Oaxaca, 2025, perdido; estancamiento económico

La sensación en las calles es la misma que en 2019: el ritmo económico no alcanza para crecer. En 2025, Oaxaca enfrenta un estancamiento que se manifiesta en la caída de inversiones, la lenta creación de empleos formales y una recuperación desigual en sectores clave como turismo, agricultura y producción artesanal. Así lo muestran registros y análisis recientes de instituciones como el INEGI, el Banco de México y la Secretaría del Trabajo y Previsión Social.

Según datos oficiales consultados, el crecimiento del producto estatal se ha mantenido por debajo del promedio nacional en los últimos años. La generación de empleos formales no ha mostrado repunte sostenido, mientras que la informalidad laboral sigue siendo una salida para buena parte de la población. Para muchas familias eso se traduce en ingresos inestables, falta de acceso a seguridad social y menor capacidad de ahorro.

La economía oaxaqueña descansa en actividades con alta estacionalidad y baja agregación de valor: turismo local y nacional, agricultura de pequeña escala, artesanías y producción de mezcal. Cuando una mala temporada golpea al turismo o cuando los canales de comercialización se rompen, el golpe se siente de inmediato. El Banco de México y el INEGI han reportado que la recuperación pospandemia fue incompleta y que los choques internacionales —inflación, tasas de interés y menores inversiones— obstaculizan la llegada de capital a entidades como Oaxaca.

Esta realidad tiene rostro: dueños de pequeños comercios que prefieren no contratar y mantener trabajadores en condiciones de informalidad; jornaleros agrícolas que alternan meses de trabajo con temporadas de desempleo; jóvenes con formación que migran por falta de oportunidades. Organizaciones sociales y la propia Secretaría del Trabajo han señalado la necesidad de fortalecer la formalización y mejorar la capacitación, pero los resultados son lentamente tangibles.

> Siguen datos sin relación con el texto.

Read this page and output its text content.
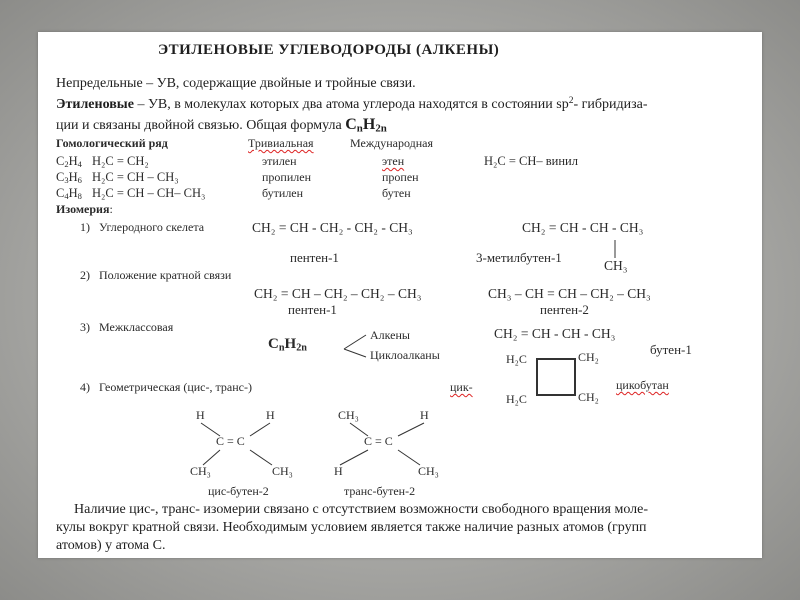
ЭТИЛЕНОВЫЕ УГЛЕВОДОРОДЫ (АЛКЕНЫ)
Непредельные – УВ, содержащие двойные и тройные связи.
Этиленовые – УВ, в молекулах которых два атома углерода находятся в состоянии $sp^2-$ гибридиза-
ции и связаны двойной связью. Общая формула $C_nH_{2n}$
Гомологический ряд	Тривиальная	Международная
$C_2H_4$ H₂C = CH₂	этилен	этен	H₂C = CH– винил
$C_3H_6$ H₂C = CH – CH₃	пропилен	пропен
$C_4H_8$ H₂C = CH – CH– CH₃	бутилен	бутен
Изомерия:
1) Углеродного скелета	CH₂ = CH - CH₂ - CH₂ - CH₃
пентен-1
CH₂ = CH - CH - CH₃
CH₃
3-метилбутен-1
2) Положение кратной связи
CH₂ = CH – CH₂ – CH₂ – CH₃
пентен-1
CH₃ – CH = CH – CH₂ – CH₃
пентен-2
3) Межклассовая
$C_nH_{2n}$
Алкены
Циклоалканы
CH₂ = CH - CH - CH₃
бутен-1
H₂C	CH₂
H₂C	CH₂
цикобутан
4) Геометрическая (цис-, транс-)	цик-
H	H
C = C
CH₃	CH₃
цис-бутен-2
CH₃	H
C = C
H	CH₃
транс-бутен-2
Наличие цис-, транс- изомерии связано с отсутствием возможности свободного вращения моле-
кулы вокруг кратной связи. Необходимым условием является также наличие разных атомов (групп
атомов) у атома С.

La política pública ha intentado dar respuesta: programas de impulso al campo, apoyos al emprendimiento y promoción turística. Sin embargo, especialistas consultados por este periódico apuntan a dos limitantes claras. La primera es la insuficiencia de inversión pública en infraestructura básica —carreteras, servicios — que conecte productores con mercados. La segunda es la ausencia de una estrategia integral para transformar cadenas productivas locales y agregar valor a productos como el mezcal, las textiles y la artesanía.

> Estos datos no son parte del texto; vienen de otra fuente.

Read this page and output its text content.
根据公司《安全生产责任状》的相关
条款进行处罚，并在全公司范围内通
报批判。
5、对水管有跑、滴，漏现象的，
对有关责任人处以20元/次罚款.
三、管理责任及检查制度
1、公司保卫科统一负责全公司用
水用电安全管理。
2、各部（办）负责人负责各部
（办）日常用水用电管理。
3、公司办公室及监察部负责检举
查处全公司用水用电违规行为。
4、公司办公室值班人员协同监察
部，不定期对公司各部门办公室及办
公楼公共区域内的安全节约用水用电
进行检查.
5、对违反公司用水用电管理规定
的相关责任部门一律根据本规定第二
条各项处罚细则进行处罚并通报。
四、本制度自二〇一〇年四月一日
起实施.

Desde una perspectiva social, el Consejo Nacional de Evaluación de la Política de Desarrollo Social (CONEVAL) y otras fuentes han subrayado que las carencias en acceso a salud, educación y servicios básicos agravan la vulnerabilidad económica. Las remesas ayudan en muchos hogares, pero no sustituyen políticas públicas que generen empleos dignos y permanentes.

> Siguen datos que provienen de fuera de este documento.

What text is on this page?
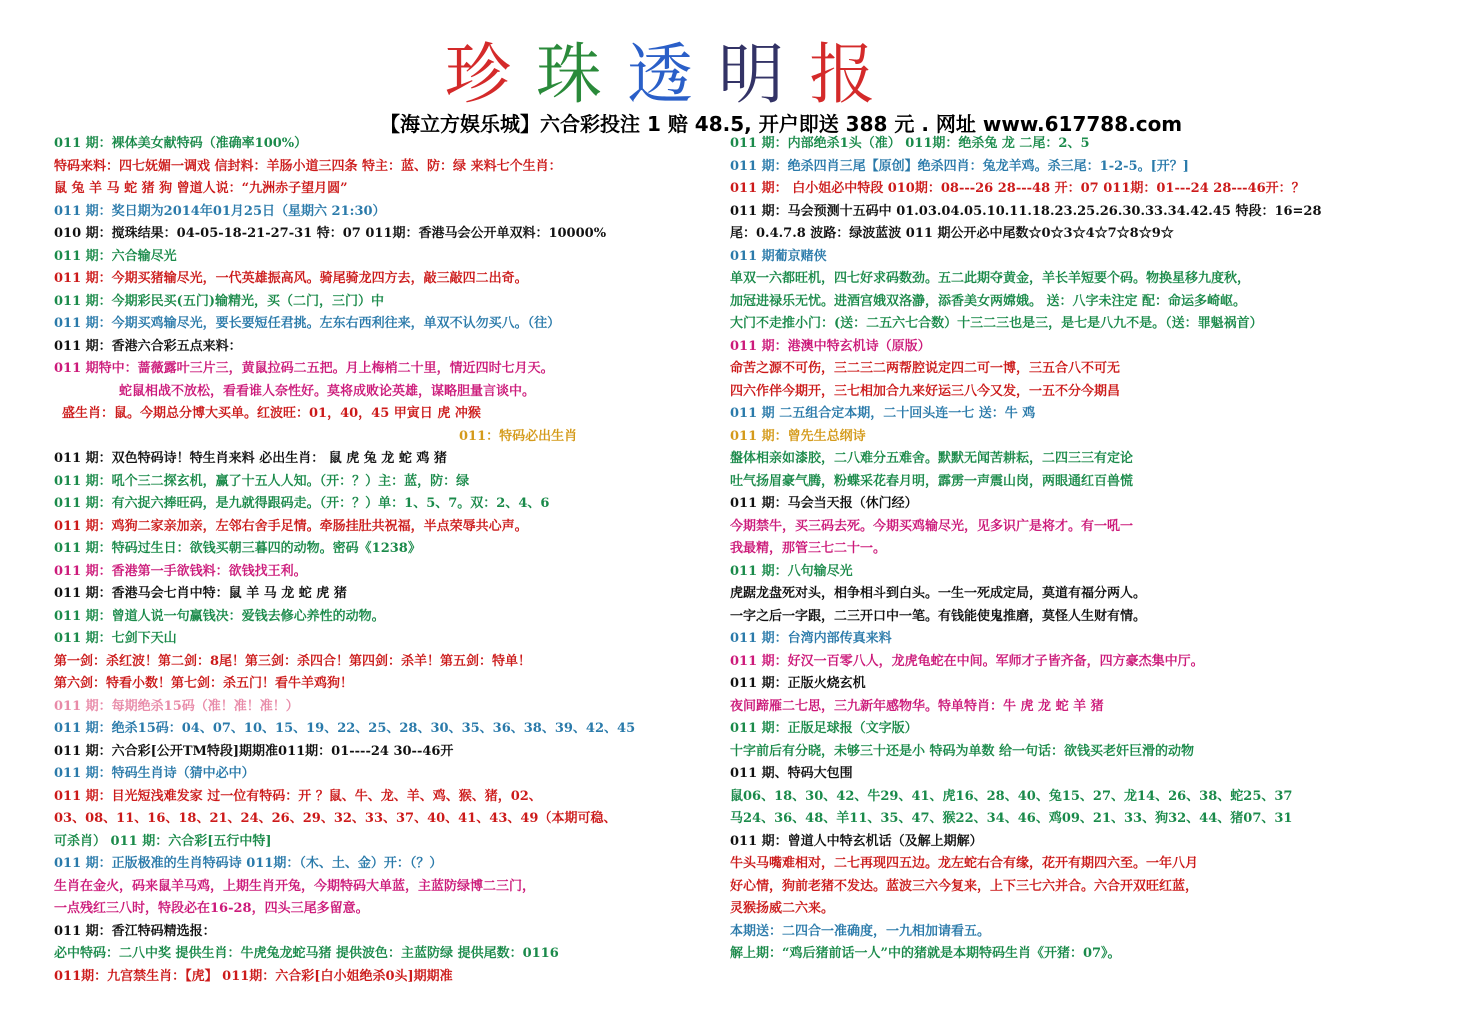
珍 珠 透 明 报
【海立方娱乐城】六合彩投注 1 赔 48.5, 开户即送 388 元 . 网址 www.617788.com
011 期：裸体美女献特码（准确率100%）
特码来料：四七妩媚一调戏 信封料：羊肠小道三四条 特主：蓝、防：绿 来料七个生肖：
鼠 兔 羊 马 蛇 猪 狗 曾道人说：“九洲赤子望月圆”
011 期：奖日期为2014年01月25日（星期六 21:30）
010 期：搅珠结果：04-05-18-21-27-31 特：07 011期：香港马会公开单双料：10000%
011 期：六合输尽光
011 期：今期买猪输尽光，一代英雄振高风。骑尾骑龙四方去，敲三敲四二出奇。
011 期：今期彩民买(五门)输精光，买（二门，三门）中
011 期：今期买鸡输尽光，要长要短任君挑。左东右西利往来，单双不认勿买八。（往）
011 期：香港六合彩五点来料：
011 期特中：蔷薇露叶三片三，黄鼠拉码二五把。月上梅梢二十里，情近四时七月天。
蛇鼠相战不放松，看看谁人奈性好。莫将成败论英雄，谋略胆量言谈中。
盛生肖：鼠。今期总分博大买单。红波旺：01，40，45 甲寅日 虎 冲猴
011：特码必出生肖
011 期：双色特码诗！特生肖来料 必出生肖： 鼠 虎 兔 龙 蛇 鸡 猪
011 期：吼个三二探玄机，赢了十五人人知。（开：？）主：蓝，防：绿
011 期：有六捉六捧旺码，是九就得跟码走。（开：？）单：1、5、7。双：2、4、6
011 期：鸡狗二家亲加亲，左邻右舍手足情。牵肠挂肚共祝福，半点荣辱共心声。
011 期：特码过生日：欲钱买朝三暮四的动物。密码《1238》
011 期：香港第一手欲钱料：欲钱找王利。
011 期：香港马会七肖中特：鼠 羊 马 龙 蛇 虎 猪
011 期：曾道人说一句赢钱决：爱钱去修心养性的动物。
011 期：七剑下天山
第一剑：杀红波！第二剑：8尾！第三剑：杀四合！第四剑：杀羊！第五剑：特单！
第六剑：特看小数！第七剑：杀五门！看牛羊鸡狗！
011 期：每期绝杀15码（准！准！准！）
011 期：绝杀15码：04、07、10、15、19、22、25、28、30、35、36、38、39、42、45
011 期：六合彩[公开TM特段]期期准011期：01----24 30--46开
011 期：特码生肖诗（猜中必中）
011 期：目光短浅难发家 过一位有特码：开 ？鼠、牛、龙、羊、鸡、猴、猪，02、
03、08、11、16、18、21、24、26、29、32、33、37、40、41、43、49（本期可稳、
可杀肖） 011 期：六合彩[五行中特]
011 期：正版极准的生肖特码诗 011期：（木、土、金）开：（？）
生肖在金火，码来鼠羊马鸡，上期生肖开兔，今期特码大单蓝，主蓝防绿博二三门，
一点残红三八时，特段必在16-28，四头三尾多留意。
011 期：香江特码精选报：
必中特码：二八中奖 提供生肖：牛虎兔龙蛇马猪 提供波色：主蓝防绿 提供尾数：0116
011期：九宫禁生肖：【虎】 011期：六合彩[白小姐绝杀0头]期期准
011 期：内部绝杀1头（准） 011期：绝杀兔 龙 二尾：2、5
011 期：绝杀四肖三尾【原创】绝杀四肖：兔龙羊鸡。杀三尾：1-2-5。[开？]
011 期： 白小姐必中特段 010期：08---26 28---48 开：07 011期：01---24 28---46开：？
011 期：马会预测十五码中 01.03.04.05.10.11.18.23.25.26.30.33.34.42.45 特段：16=28
尾：0.4.7.8 波路：绿波蓝波 011 期公开必中尾数☆0☆3☆4☆7☆8☆9☆
011 期葡京赌侠
单双一六都旺机，四七好求码数劲。五二此期夺黄金，羊长羊短要个码。物换星移九度秋，
加冠进禄乐无忧。进酒宫娥双洛瀞，添香美女两嫦娥。 送：八字未注定 配：命运多崎岖。
大门不走推小门：(送：二五六七合数）十三二三也是三，是七是八九不是。（送：罪魁祸首）
011 期：港澳中特玄机诗（原版）
命苦之源不可伤，三二三二两帮腔说定四二可一博，三五合八不可无
四六作伴今期开，三七相加合九来好运三八今又发，一五不分今期昌
011 期 二五组合定本期，二十回头连一七 送：牛 鸡
011 期：曾先生总纲诗
盤体相亲如漆胶，二八难分五难舍。默默无闻苦耕耘，二四三三有定论
吐气扬眉豪气腾，粉蝶采花春月明，霹雳一声震山岗，两眼通红百兽慌
011 期：马会当天报（休门经）
今期禁牛，买三码去死。今期买鸡输尽光，见多识广是将才。有一吼一
我最精，那管三七二十一。
011 期：八句输尽光
虎踞龙盘死对头，相争相斗到白头。一生一死成定局，莫道有福分两人。
一字之后一字跟，二三开口中一笔。有钱能使鬼推磨，莫怪人生财有情。
011 期：台湾内部传真来料
011 期：好汉一百零八人，龙虎龟蛇在中间。军师才子皆齐备，四方豪杰集中厅。
011 期：正版火烧玄机
夜间蹄雁二七思，三九新年感物华。特单特肖：牛 虎 龙 蛇 羊 猪
011 期：正版足球报（文字版）
十字前后有分晓，未够三十还是小 特码为单数 给一句话：欲钱买老奸巨滑的动物
011 期、特码大包围
鼠06、18、30、42、牛29、41、虎16、28、40、兔15、27、龙14、26、38、蛇25、37
马24、36、48、羊11、35、47、猴22、34、46、鸡09、21、33、狗32、44、猪07、31
011 期：曾道人中特玄机话（及解上期解）
牛头马嘴难相对，二七再现四五边。龙左蛇右合有缘，花开有期四六至。一年八月
好心情，狗前老猪不发达。蓝波三六今复来，上下三七六并合。六合开双旺红蓝，
灵猴扬威二六来。
本期送：二四合一准确度，一九相加请看五。
解上期：“鸡后猪前话一人”中的猪就是本期特码生肖《开猪：07》。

¿Qué acciones se necesitan para salir del estancamiento? Expertos y líderes comunitarios proponen medidas concretas: impulsar la formalización mediante incentivos fiscales y reducción de trámites para pequeñas empresas; priorizar inversión en infraestructura rural y logística; apoyar la asociatividad de productores para mejorar precio y acceso a mercados; y consolidar programas de formación técnica vinculados con la demanda local. Todo esto con una visión de largo plazo que busque justicia social y sostenibilidad ambiental.

La sociedad civil tiene también un papel activo. Organizaciones locales, cooperativas y universidades pueden colaborar en incubación de negocios, certificación de productos y esquemas de comercialización colectiva. La participación ciudadana, la transparencia en el uso de recursos y la evaluación pública de programas son condiciones necesarias para que las políticas funcionen y lleguen a quienes más lo necesitan.

Oaxaca no es una entidad condenada al estancamiento; tiene ventajas comparativas y capital cultural. Pero convertir esas ventajas en desarrollo requiere políticas coherentes y financiación pública y privada sostenida. Los datos del INEGI, los informes del Banco de México y las observaciones de la Secretaría del Trabajo dejan claro que 2025 no puede ser otro año de oportunidades perdidas. Para que el estado avance, se requiere una apuesta decidida por empleos formales, cadenas productivas con valor agregado y la participación activa de la sociedad.

Fuentes: INEGI, Banco de México, Secretaría del Trabajo y Previsión Social, CONEVAL y organizaciones sociales locales.